Bicara menggunakan kalimat positif sangat penting, begitu kata banyak pakar. Anjuran itu telah lama kudengar, kutulis bahkan kucamkan dalam benakku. “Orangtua yang selalu berbicara positif, akan membantu menumbuhkan harga diri anak. Kata-kata positif memiliki kekuatan untuk membuat anak merasa berguna, merasa senang, memberi harapan dan memupuk jiwa mereka,” tulis Mimi Doe, dalam bukunya ‘Sepuluh Prinsip Spiritual Parenting”.

Prakteknya bagaimana, gampangkah? Wuih jangan ditanya. Susahnya bukan kepalang. Ah masak iya? Lha iya, wong seumur-umur orangtua kita dulu kebanyakan mencekoki kita dengan kalimat negatif je. Wajar sekali kan kalau akhirnya kalimat positif malah menjadi kalimat yang tak terbayangkan dan sangat tidak familiar dengan kehidupan sehari-hari. Tapi bukan berarti hendak menyalahkan orangtua kita dulu lho. Semua pasti ada sebab, jaman dulu barangkali penelitian para ahli belum marak. Orangtua kita pun sesungguhnya telah berbuat yang terbaik bagi anak-anaknya pada masanya. Namun, jaman tentu saja berubah, kalau ada yang terbukti lebih baik, kenapa tidak dicoba?

Belakangan ini aku melakukannya, menggerakkan lagi kampanye bicara kalimat positif dalam keluargaku. Dan hasilnya? Wow, bagiku mencengangkan dan sekaligus membuatku malu hati. Dulu aku pernah mencobanya, tapi hanya tahan beberapa bulan. Kepindahanku ke negeri ini dengan segala dampaknya menguras tenagaku lahir dan batin. Waktu banyak ku habiskan untuk menata diriku sendiri yang memang lebih membutuhkan. Aku menjadi lebih sensitif, gampang sekali naik darah. Padahal dulu aku termasuk ibu yang cukup sabar, walaupun memang masih kalah dibandingkan suamiku. Bagaimana mungkin aku bisa menjadi ibu yang baik, bila aku belum ‘menemukan’ diriku sepenuhnya.

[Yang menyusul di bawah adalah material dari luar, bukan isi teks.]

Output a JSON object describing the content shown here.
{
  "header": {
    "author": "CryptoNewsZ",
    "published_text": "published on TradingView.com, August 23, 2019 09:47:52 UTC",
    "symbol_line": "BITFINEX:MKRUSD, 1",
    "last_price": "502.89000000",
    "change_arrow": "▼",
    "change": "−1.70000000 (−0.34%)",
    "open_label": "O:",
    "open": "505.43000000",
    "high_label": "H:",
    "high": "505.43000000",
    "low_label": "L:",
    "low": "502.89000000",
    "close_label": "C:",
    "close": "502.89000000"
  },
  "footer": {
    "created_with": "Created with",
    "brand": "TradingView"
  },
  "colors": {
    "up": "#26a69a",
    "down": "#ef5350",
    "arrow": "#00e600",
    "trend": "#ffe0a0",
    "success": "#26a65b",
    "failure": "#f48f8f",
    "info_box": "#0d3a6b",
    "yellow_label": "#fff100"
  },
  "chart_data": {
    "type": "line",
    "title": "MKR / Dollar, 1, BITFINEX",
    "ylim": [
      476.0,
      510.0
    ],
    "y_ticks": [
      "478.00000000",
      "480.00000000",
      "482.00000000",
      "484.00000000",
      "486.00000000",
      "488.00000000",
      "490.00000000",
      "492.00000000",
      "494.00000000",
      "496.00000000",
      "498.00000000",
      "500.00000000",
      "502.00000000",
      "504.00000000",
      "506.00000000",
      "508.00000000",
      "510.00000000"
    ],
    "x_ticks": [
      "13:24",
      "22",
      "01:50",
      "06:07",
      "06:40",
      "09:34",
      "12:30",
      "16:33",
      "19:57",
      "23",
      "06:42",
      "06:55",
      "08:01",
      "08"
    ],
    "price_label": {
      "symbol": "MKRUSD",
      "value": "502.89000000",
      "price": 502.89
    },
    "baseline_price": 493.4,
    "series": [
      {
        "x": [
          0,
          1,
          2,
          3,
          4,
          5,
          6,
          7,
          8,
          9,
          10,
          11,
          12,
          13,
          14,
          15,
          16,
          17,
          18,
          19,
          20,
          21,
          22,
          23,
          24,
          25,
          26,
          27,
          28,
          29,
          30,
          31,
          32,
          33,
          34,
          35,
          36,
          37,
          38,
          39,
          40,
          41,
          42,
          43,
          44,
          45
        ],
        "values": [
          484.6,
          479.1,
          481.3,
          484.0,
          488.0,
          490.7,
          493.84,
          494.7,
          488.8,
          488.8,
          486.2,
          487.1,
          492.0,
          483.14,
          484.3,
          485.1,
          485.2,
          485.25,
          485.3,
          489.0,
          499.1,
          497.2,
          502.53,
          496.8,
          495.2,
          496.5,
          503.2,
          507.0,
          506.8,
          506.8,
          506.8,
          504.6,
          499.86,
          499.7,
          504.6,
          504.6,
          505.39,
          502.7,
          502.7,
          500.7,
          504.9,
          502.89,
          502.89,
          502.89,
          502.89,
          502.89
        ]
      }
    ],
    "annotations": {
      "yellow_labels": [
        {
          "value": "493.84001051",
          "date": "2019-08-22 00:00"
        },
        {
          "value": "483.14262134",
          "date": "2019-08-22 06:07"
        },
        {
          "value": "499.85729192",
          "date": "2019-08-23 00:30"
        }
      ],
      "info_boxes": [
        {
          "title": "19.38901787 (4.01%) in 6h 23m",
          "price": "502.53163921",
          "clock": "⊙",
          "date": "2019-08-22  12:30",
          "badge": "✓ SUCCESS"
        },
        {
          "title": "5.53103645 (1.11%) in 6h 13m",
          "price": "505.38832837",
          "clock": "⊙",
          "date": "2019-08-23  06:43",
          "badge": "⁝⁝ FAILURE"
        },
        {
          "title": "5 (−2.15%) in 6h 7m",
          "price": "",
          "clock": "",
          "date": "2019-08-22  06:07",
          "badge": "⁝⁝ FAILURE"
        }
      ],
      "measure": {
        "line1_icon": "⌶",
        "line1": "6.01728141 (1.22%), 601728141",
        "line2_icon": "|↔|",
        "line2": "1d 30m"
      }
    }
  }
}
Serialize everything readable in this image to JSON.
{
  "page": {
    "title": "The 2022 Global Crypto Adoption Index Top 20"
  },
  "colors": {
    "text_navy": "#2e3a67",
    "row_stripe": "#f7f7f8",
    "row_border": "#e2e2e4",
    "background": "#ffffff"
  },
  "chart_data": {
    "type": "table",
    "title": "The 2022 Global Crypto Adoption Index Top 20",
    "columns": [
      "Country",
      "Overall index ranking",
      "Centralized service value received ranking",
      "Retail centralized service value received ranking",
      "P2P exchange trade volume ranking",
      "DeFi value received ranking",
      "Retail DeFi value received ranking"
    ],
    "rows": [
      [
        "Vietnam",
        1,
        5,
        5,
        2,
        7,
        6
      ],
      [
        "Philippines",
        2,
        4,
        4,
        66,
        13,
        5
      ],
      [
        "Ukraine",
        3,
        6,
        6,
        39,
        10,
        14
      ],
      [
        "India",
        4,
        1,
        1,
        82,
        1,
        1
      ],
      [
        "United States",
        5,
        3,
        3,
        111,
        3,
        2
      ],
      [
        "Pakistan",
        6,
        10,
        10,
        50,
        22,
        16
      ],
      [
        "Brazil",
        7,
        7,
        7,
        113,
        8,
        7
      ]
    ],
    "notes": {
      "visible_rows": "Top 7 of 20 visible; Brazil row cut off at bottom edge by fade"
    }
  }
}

Proses belajar terkadang memang melelahkan dan menyakitkan, tapi tentunya akan berbuah juga. Perlahan aku mulai bangkit, mengontrol emosiku, menata lagi kesabaranku dalam menghadapi anak-anakku. Saatnya tiba, ketika aku mulai tersadarkan lagi untuk menggerakkan bicara positif dalam rumah kami. Entah mengapa, hati dan telingaku kini menjadi tergelitik mendengar Lala yang sering berbicara dengan kalimat negatif. Padahal sebelumnya aku sama sekali tak terpengaruh atau tepatnya mengabaikan saja barangkali. “Aik! Kalo Aik nggak mau berbagi, mbak Lala marah sama Aik!” begitu kira-kira ucapan yang kerap terlontar dari mulutnya. Dan, tentu saja, kalimat ini menular kepada Malik adiknya.

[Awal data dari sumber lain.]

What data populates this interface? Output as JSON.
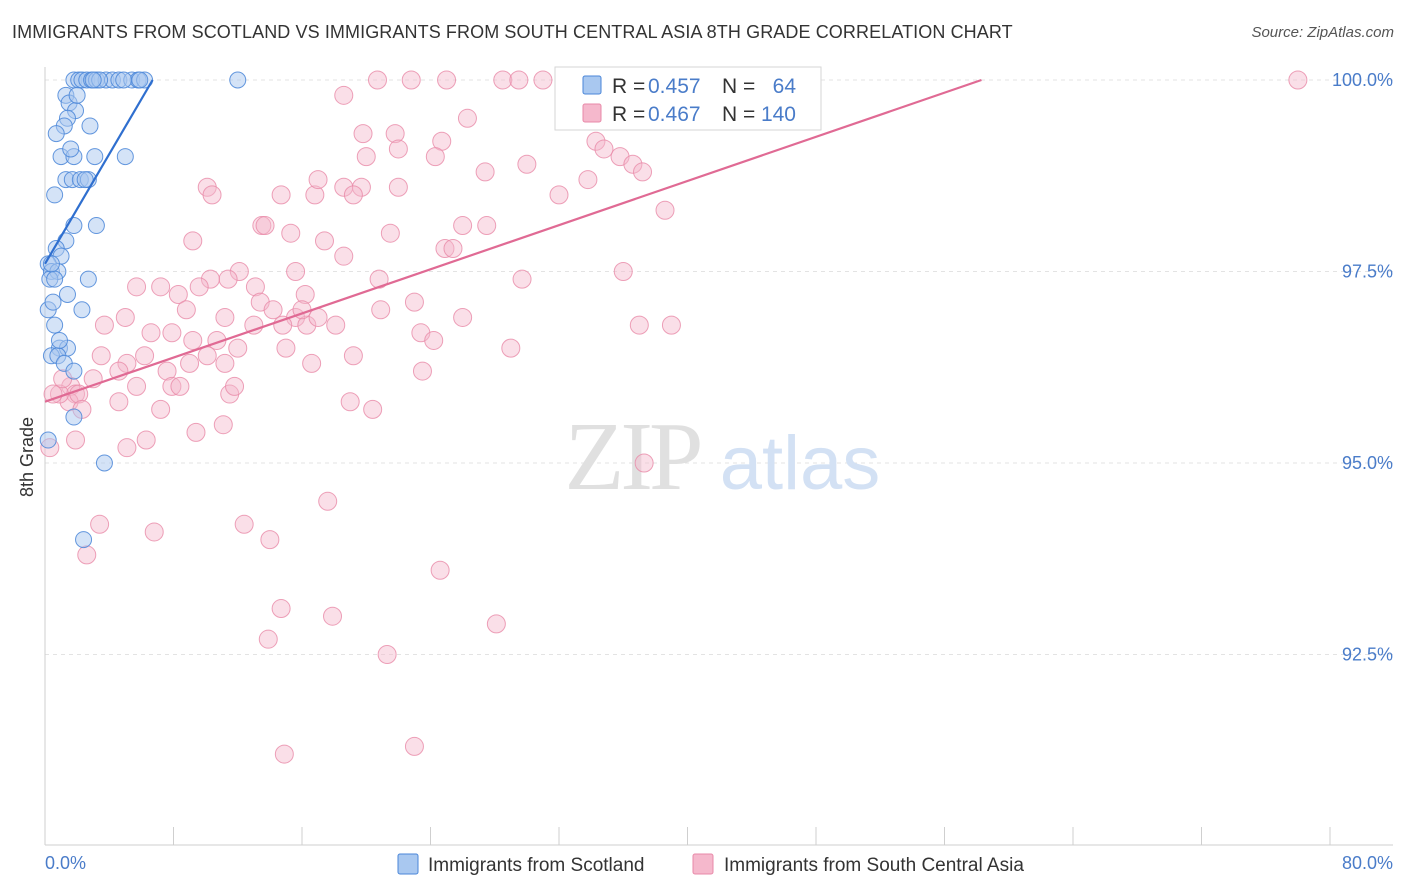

Lho? Kalau Malik tertular dari Lala, mestinya Lala berbicara seperti itu juga tertular dari seseorang dong ya. He he, dari siapa lagi kalau bukan dari orangtuanya. Mestinya begitu kan? Aku bisa saja ngeles bahwa aku tak pernah mengajarkan anak-anakku berbicara seperti itu, seperti halnya aku tak pernah mengajari mereka memukul. Toh akhirnya mereka memukul juga, mencubit juga sebagai respon normalnya anak-anak saat tidak suka. Tapi bagaimanapun, aku akui bahwa tidak selamanya aku bisa mengontrol diri untuk bisa selalu berbicara baik-baik pada mereka.

Seorang ibu juga manusia yang bisa kesal dan marah tentu saja. Namun alangkah mulianya bila si ibu bisa menahan kemarahan dan kekesalannya, mengolahnya dalam hati sehingga tetap menjadi telaga yang meneduhkan bagi anak-anaknya. Ibu yang seperti ini barangkali sudah melakukan jihad terbesar, jihad melawan hawa nafsunya sendiri. Hmm…itu masih menjadi mimpi bagiku. Sekarang? Aku sedang belajar, dan untungnya, anak-anakku mengajariku banyak hal, termasuk dalam kampanye bicara positif ini.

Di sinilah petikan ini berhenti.